Zelenskyy later thanked Turkish president Recep Tayyip Erdoğan for helping to broker the deal.
Under the agreement, five of the top Ukrainian commanders from the Azovstal siege — who delivered frequent accounts through social media of their resistance fight in appalling conditions — will be required to stay in Turkey until the end of the war.
Zelenskyy also thanked Saudi Arabia for its role in securing the release of five Britons, two Americans, one Moroccan, a Swede and a Croatian who had been fighting for the Ukrainian army when they were captured by Russian forces or fighters from the Russian-occupied territories.
Two of the Britons, Aiden Aslin and Shaun Pinner, along with a Moroccan named Brahim Saadoun, were sentenced to death by a court in Russian-occupied territory in June for fighting as “mercenaries”.
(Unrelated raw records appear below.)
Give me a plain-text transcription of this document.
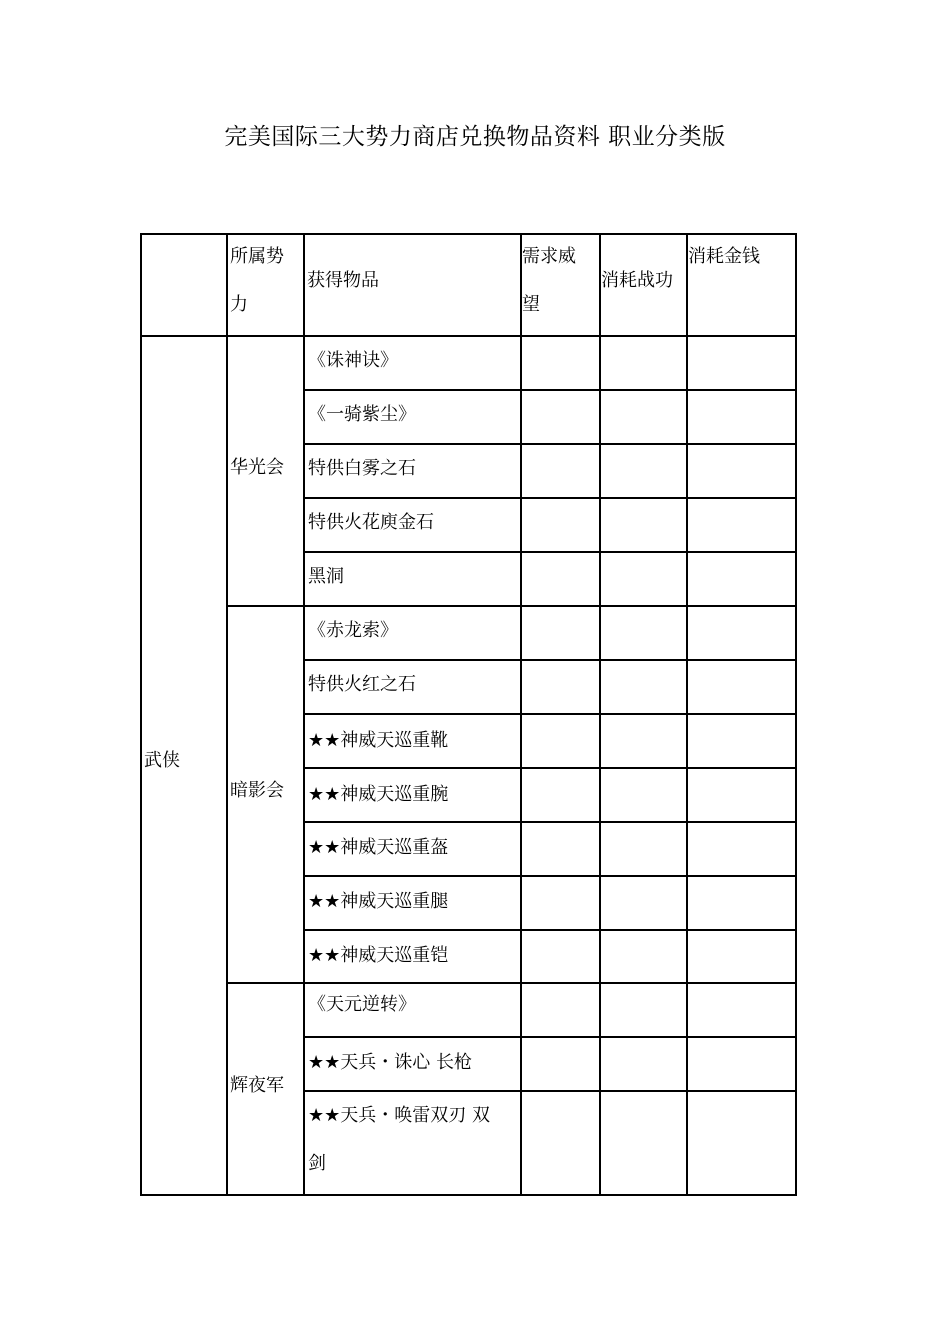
完美国际三大势力商店兑换物品资料 职业分类版
所属势
力
获得物品
需求威
望
消耗战功
消耗金钱
武侠
华光会
暗影会
辉夜军
《诛神诀》
《一骑紫尘》
特供白雾之石
特供火花庾金石
黑洞
《赤龙索》
特供火红之石
★★神威天巡重靴
★★神威天巡重腕
★★神威天巡重盔
★★神威天巡重腿
★★神威天巡重铠
《天元逆转》
★★天兵・诛心 长枪
★★天兵・唤雷双刃 双
剑
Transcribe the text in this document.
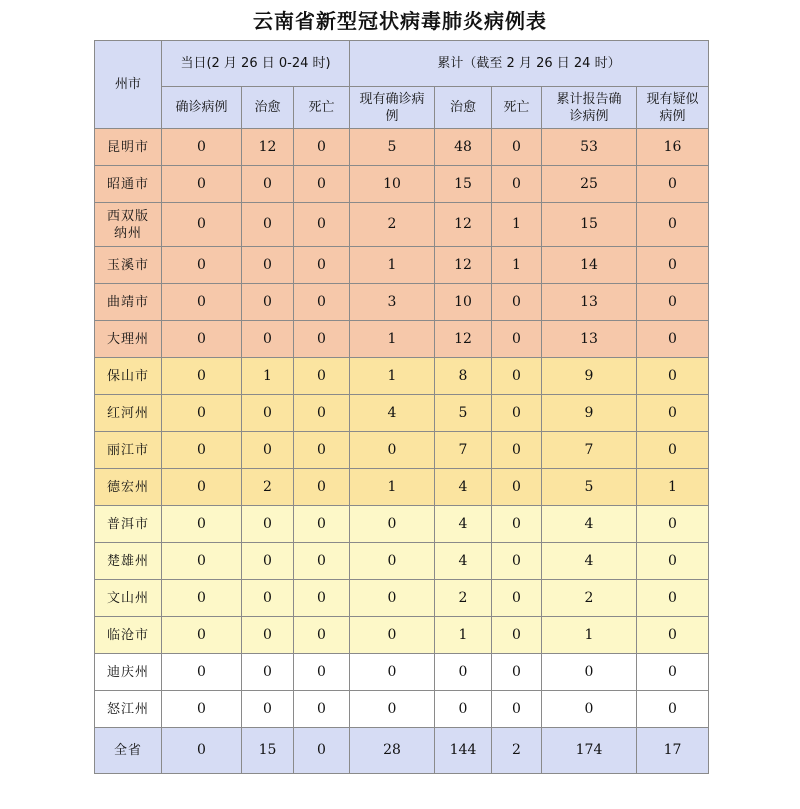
云南省新型冠状病毒肺炎病例表
州市	当日(2 月 26 日 0-24 时)			累计（截至 2 月 26 日 24 时）				
	确诊病例	治愈	死亡	现有确诊病例	治愈	死亡	累计报告确诊病例	现有疑似病例
昆明市	0	12	0	5	48	0	53	16
昭通市	0	0	0	10	15	0	25	0
西双版纳州	0	0	0	2	12	1	15	0
玉溪市	0	0	0	1	12	1	14	0
曲靖市	0	0	0	3	10	0	13	0
大理州	0	0	0	1	12	0	13	0
保山市	0	1	0	1	8	0	9	0
红河州	0	0	0	4	5	0	9	0
丽江市	0	0	0	0	7	0	7	0
德宏州	0	2	0	1	4	0	5	1
普洱市	0	0	0	0	4	0	4	0
楚雄州	0	0	0	0	4	0	4	0
文山州	0	0	0	0	2	0	2	0
临沧市	0	0	0	0	1	0	1	0
迪庆州	0	0	0	0	0	0	0	0
怒江州	0	0	0	0	0	0	0	0
全省	0	15	0	28	144	2	174	17
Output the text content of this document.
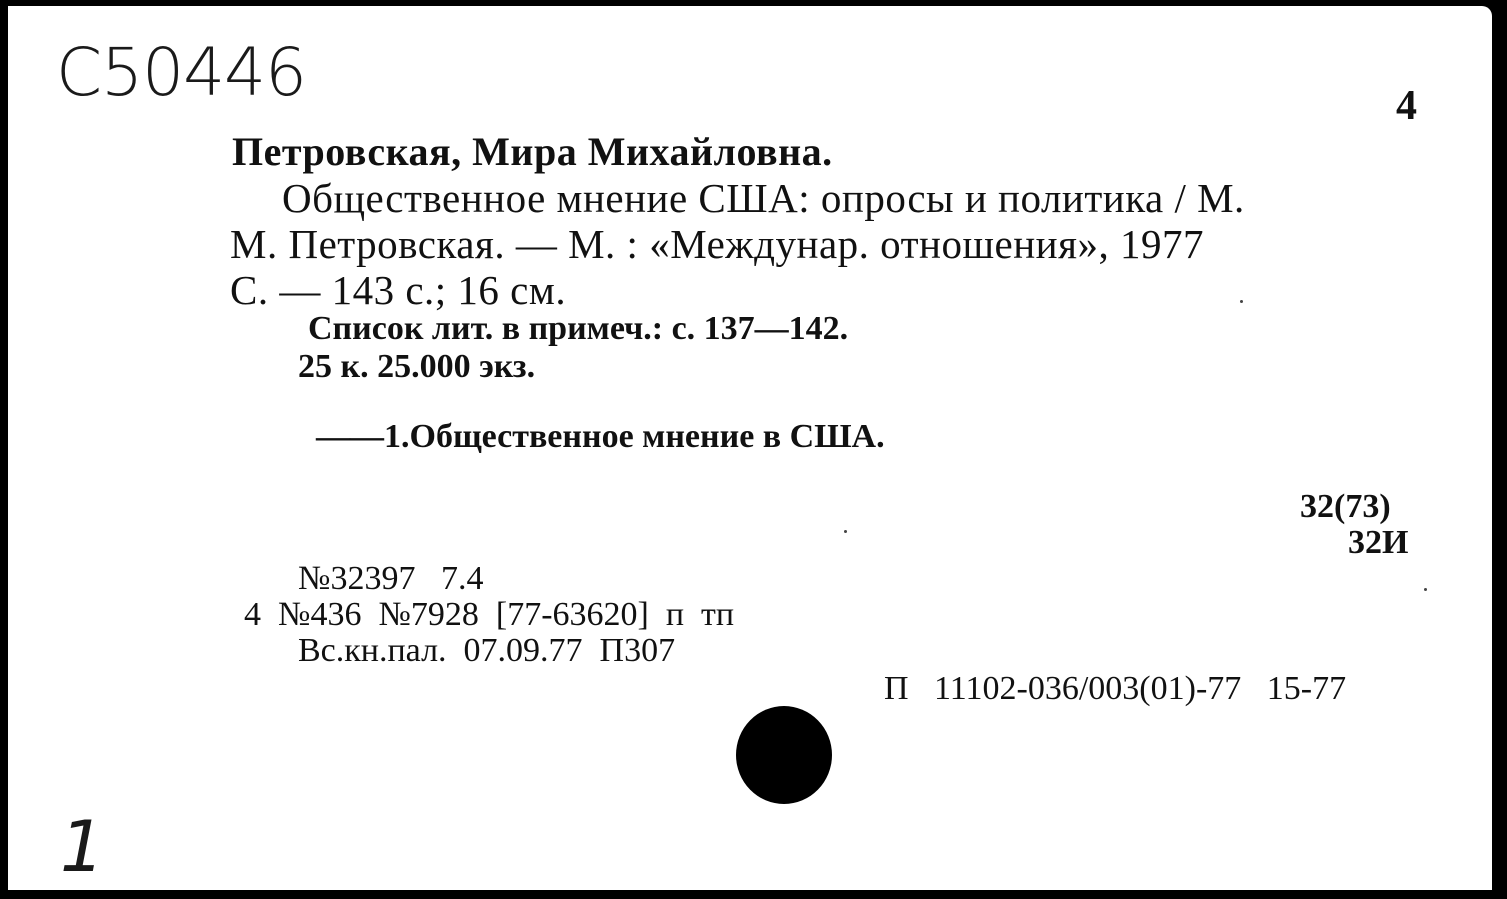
С50446	4
Петровская, Мира Михайловна.
Общественное мнение США: опросы и политика / М.
М. Петровская. — М. : «Междунар. отношения», 1977
С. — 143 с.; 16 см.
Список лит. в примеч.: с. 137—142.
25 к. 25.000 экз.
——1.Общественное мнение в США.
32(73)
32И
№32397   7.4
4  №436  №7928  [77-63620]  п  тп
Вс.кн.пал.  07.09.77  П307
П   11102-036/003(01)-77   15-77
1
Zelenskyy defended the release of Medvedchuk, a pro-Kremlin opposition leader and tycoon whose Russian-language television channels were shut down last year in a move that enraged the Kremlin.
Denis Pushilin, head of the Moscow-controlled separatists in Donetsk, admitted he “understood the emotions” of people outraged that Russia gave up the Azov fighters, but said “the lives of our guys are the most important thing”, according to Russia’s state-run RIA Novosti news agency.